(In order to acquaint its readers with the current production of "Winterset" before the brief run which the Dramatic Club plans for it, the Crimson has reviewed a dress rehearsal of the performance. The Crimson recognize that certain changes may be made before tonight's opening.)
The Harvard Dramatic Club's spring production, "Winterset," is the best play to grace Brattle Hall's boards in several months. Written by Maxwell Anderson, it draws upon the notorious Sacco-Vanzetti scandal for plot material, and features unsavory characters with turned-up collars and shifty glances. An alleyway and an adjoining tenement are the settings, while a conveniently located river provides an easy means for disposing of embarrasing cadavers.

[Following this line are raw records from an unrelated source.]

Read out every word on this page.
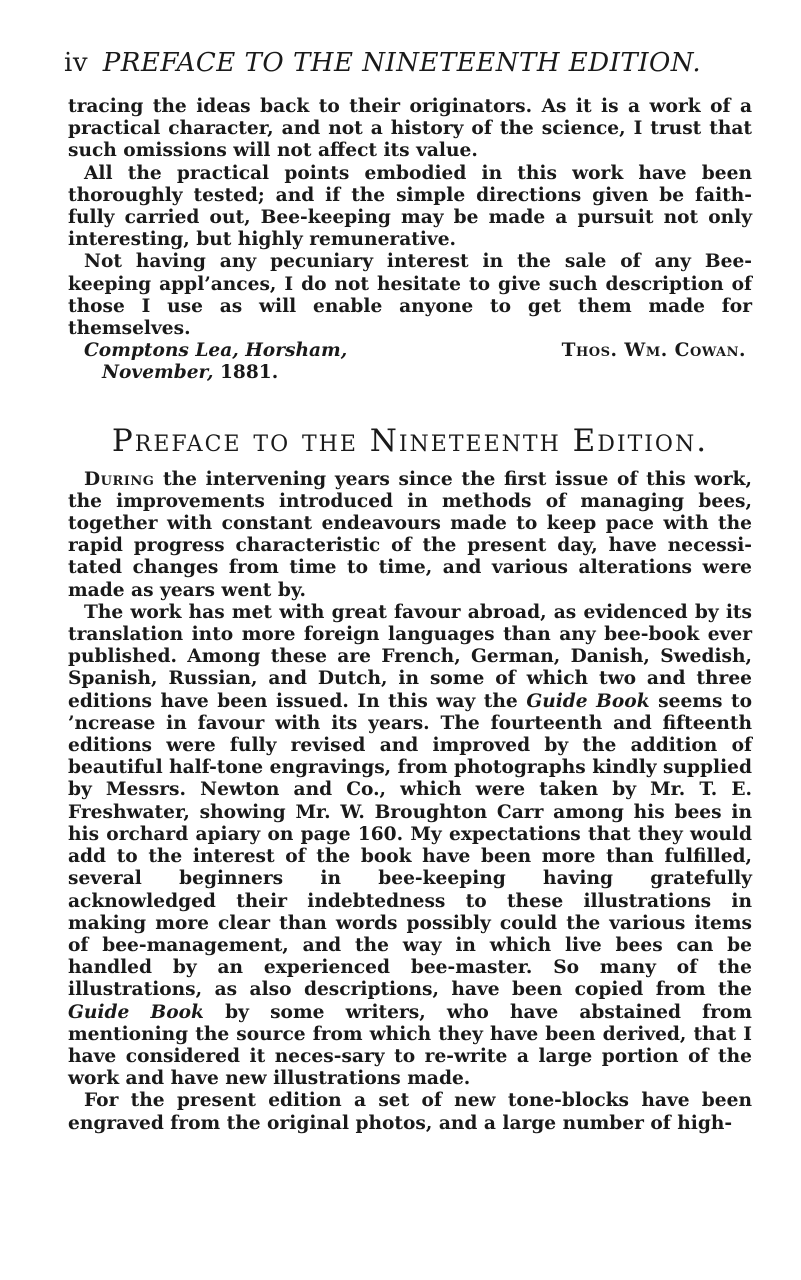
iv PREFACE TO THE NINETEENTH EDITION.

tracing the ideas back to their originators. As it is a work of a practical character, and not a history of the science, I trust that such omissions will not affect its value.

All the practical points embodied in this work have been thoroughly tested; and if the simple directions given be faith-fully carried out, Bee-keeping may be made a pursuit not only interesting, but highly remunerative.

Not having any pecuniary interest in the sale of any Bee-keeping appl’ances, I do not hesitate to give such description of those I use as will enable anyone to get them made for themselves.

Comptons Lea, Horsham,	Thos. Wm. Cowan.
November, 1881.
Preface to the Nineteenth Edition.

During the intervening years since the first issue of this work, the improvements introduced in methods of managing bees, together with constant endeavours made to keep pace with the rapid progress characteristic of the present day, have necessi-tated changes from time to time, and various alterations were made as years went by.

The work has met with great favour abroad, as evidenced by its translation into more foreign languages than any bee-book ever published. Among these are French, German, Danish, Swedish, Spanish, Russian, and Dutch, in some of which two and three editions have been issued. In this way the Guide Book seems to ’ncrease in favour with its years. The fourteenth and fifteenth editions were fully revised and improved by the addition of beautiful half-tone engravings, from photographs kindly supplied by Messrs. Newton and Co., which were taken by Mr. T. E. Freshwater, showing Mr. W. Broughton Carr among his bees in his orchard apiary on page 160. My expectations that they would add to the interest of the book have been more than fulfilled, several beginners in bee-keeping having gratefully acknowledged their indebtedness to these illustrations in making more clear than words possibly could the various items of bee-management, and the way in which live bees can be handled by an experienced bee-master. So many of the illustrations, as also descriptions, have been copied from the Guide Book by some writers, who have abstained from mentioning the source from which they have been derived, that I have considered it neces-sary to re-write a large portion of the work and have new illustrations made.

For the present edition a set of new tone-blocks have been engraved from the original photos, and a large number of high-
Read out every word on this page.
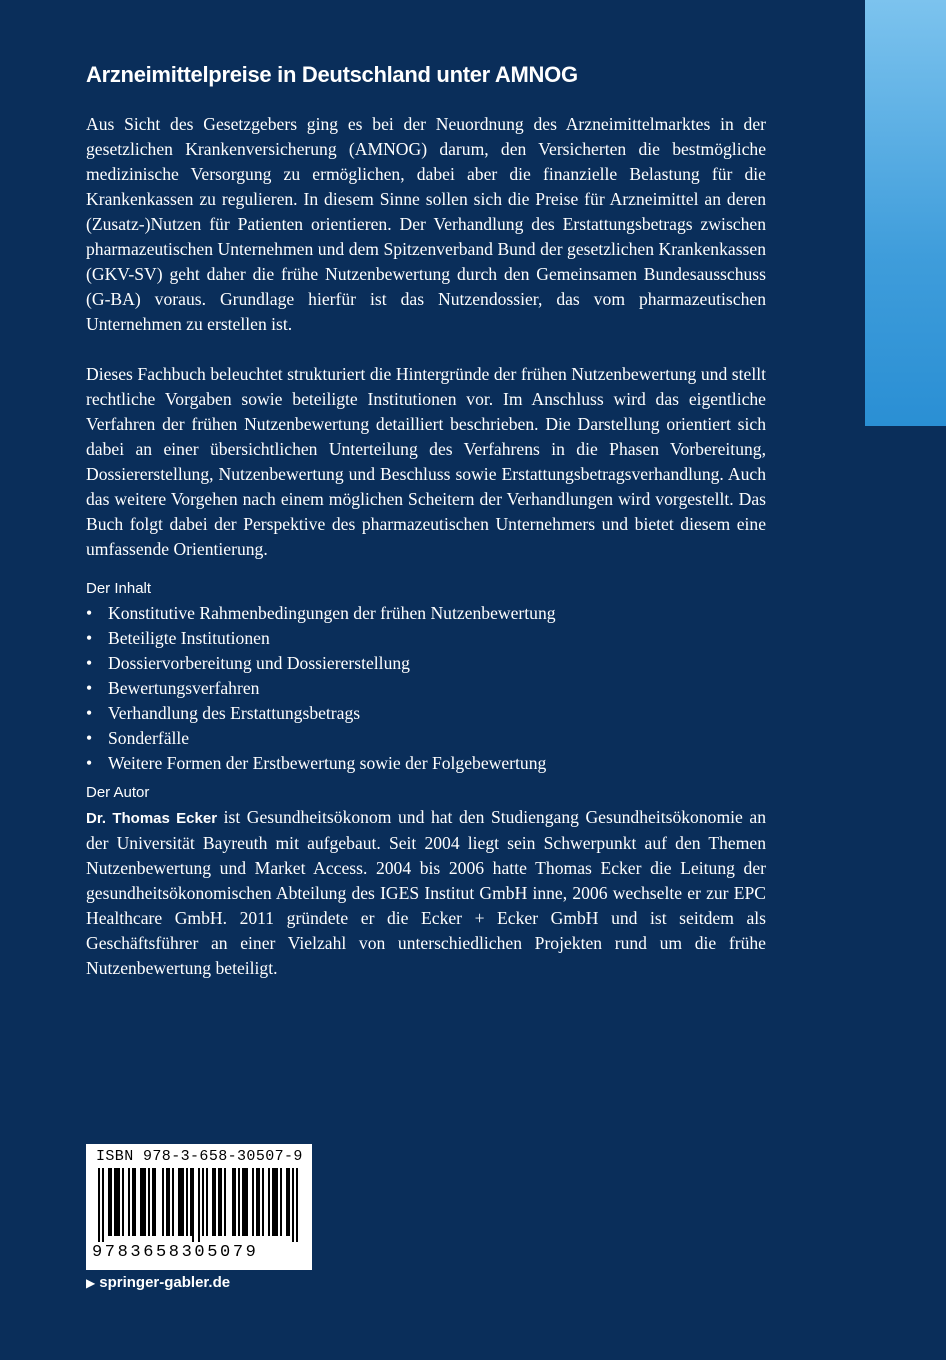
Arzneimittelpreise in Deutschland unter AMNOG

Aus Sicht des Gesetzgebers ging es bei der Neuordnung des Arzneimittelmarktes in der gesetzlichen Krankenversicherung (AMNOG) darum, den Versicherten die bestmögliche medizinische Versorgung zu ermöglichen, dabei aber die finanzielle Belastung für die Krankenkassen zu regulieren. In diesem Sinne sollen sich die Preise für Arzneimittel an deren (Zusatz-)Nutzen für Patienten orientieren. Der Verhandlung des Erstattungsbetrags zwischen pharmazeutischen Unternehmen und dem Spitzenverband Bund der gesetzlichen Krankenkassen (GKV-SV) geht daher die frühe Nutzenbewertung durch den Gemeinsamen Bundesausschuss (G-BA) voraus. Grundlage hierfür ist das Nutzendossier, das vom pharmazeutischen Unternehmen zu erstellen ist.

Dieses Fachbuch beleuchtet strukturiert die Hintergründe der frühen Nutzenbewertung und stellt rechtliche Vorgaben sowie beteiligte Institutionen vor. Im Anschluss wird das eigentliche Verfahren der frühen Nutzenbewertung detailliert beschrieben. Die Darstellung orientiert sich dabei an einer übersichtlichen Unterteilung des Verfahrens in die Phasen Vorbereitung, Dossiererstellung, Nutzenbewertung und Beschluss sowie Erstattungsbetragsverhandlung. Auch das weitere Vorgehen nach einem möglichen Scheitern der Verhandlungen wird vorgestellt. Das Buch folgt dabei der Perspektive des pharmazeutischen Unternehmers und bietet diesem eine umfassende Orientierung.

Der Inhalt
• Konstitutive Rahmenbedingungen der frühen Nutzenbewertung
• Beteiligte Institutionen
• Dossiervorbereitung und Dossiererstellung
• Bewertungsverfahren
• Verhandlung des Erstattungsbetrags
• Sonderfälle
• Weitere Formen der Erstbewertung sowie der Folgebewertung
Der Autor

Dr. Thomas Ecker ist Gesundheitsökonom und hat den Studiengang Gesundheitsökonomie an der Universität Bayreuth mit aufgebaut. Seit 2004 liegt sein Schwerpunkt auf den Themen Nutzenbewertung und Market Access. 2004 bis 2006 hatte Thomas Ecker die Leitung der gesundheitsökonomischen Abteilung des IGES Institut GmbH inne, 2006 wechselte er zur EPC Healthcare GmbH. 2011 gründete er die Ecker + Ecker GmbH und ist seitdem als Geschäftsführer an einer Vielzahl von unterschiedlichen Projekten rund um die frühe Nutzenbewertung beteiligt.

ISBN 978-3-658-30507-9
9783658305079
▶ springer-gabler.de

Difficult problems of staging inherent in the play itself, together with the limited size of the squeaky, theatre, have been met and solved in a novel manner. The frequent scenery changes called for in the first and third acts have been eliminated by placing two sets on the stage, side by side, and only a minimum amount of imagination on the part of the audience is necessary to follow the movement of the plot
As if to compensate for the inevitable staging deficiencies, the cast, directed by W. A. West, speak their lines with feeling and almost excessive fervor. Ted Allegretti is bombastie in the role of Mio, the son of a man mistakenly executed for murder by a bigoted, insecure society. Mio's overly passionate declamations, often too long sustained, hold audience tension at too high a pitch, causing the play to lose effectiveness in the second and third acts. Kay Casale is quite satisfactory as a restrained Miriamne.

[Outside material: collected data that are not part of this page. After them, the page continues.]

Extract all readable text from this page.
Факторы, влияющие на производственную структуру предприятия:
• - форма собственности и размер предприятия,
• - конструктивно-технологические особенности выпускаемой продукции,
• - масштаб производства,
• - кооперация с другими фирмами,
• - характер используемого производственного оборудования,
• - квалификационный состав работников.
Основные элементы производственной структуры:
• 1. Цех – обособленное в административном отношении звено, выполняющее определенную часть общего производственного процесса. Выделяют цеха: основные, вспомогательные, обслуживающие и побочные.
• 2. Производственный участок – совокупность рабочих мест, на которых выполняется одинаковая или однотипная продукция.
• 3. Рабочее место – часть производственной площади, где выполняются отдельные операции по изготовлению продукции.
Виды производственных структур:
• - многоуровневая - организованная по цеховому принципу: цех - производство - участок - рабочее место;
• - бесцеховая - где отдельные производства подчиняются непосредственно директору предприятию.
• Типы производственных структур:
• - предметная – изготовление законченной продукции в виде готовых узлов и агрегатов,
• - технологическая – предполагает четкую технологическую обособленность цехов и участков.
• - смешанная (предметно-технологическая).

"Winterset," a great Broadway success in the past, has strong appeal for Cambridge's socially conscious cognoscenti. The play's most optimistic statement, rendered by the venerable Esdros, played by John Simon proclaims that the best man can expect from this vale of sorrow is to be able o live with courage and die with dignity. Tying up this joyous philosophy in a neat bundle, the final curtain finds the innocent lovers, Mio and Miriamne, bulletriddled and lifeless, while the judge who sentenced the guiltless man to the chair, the real murderer, and a craven coward who shielded the killer, go their merry way, presumably troubled by nothing except their consciences.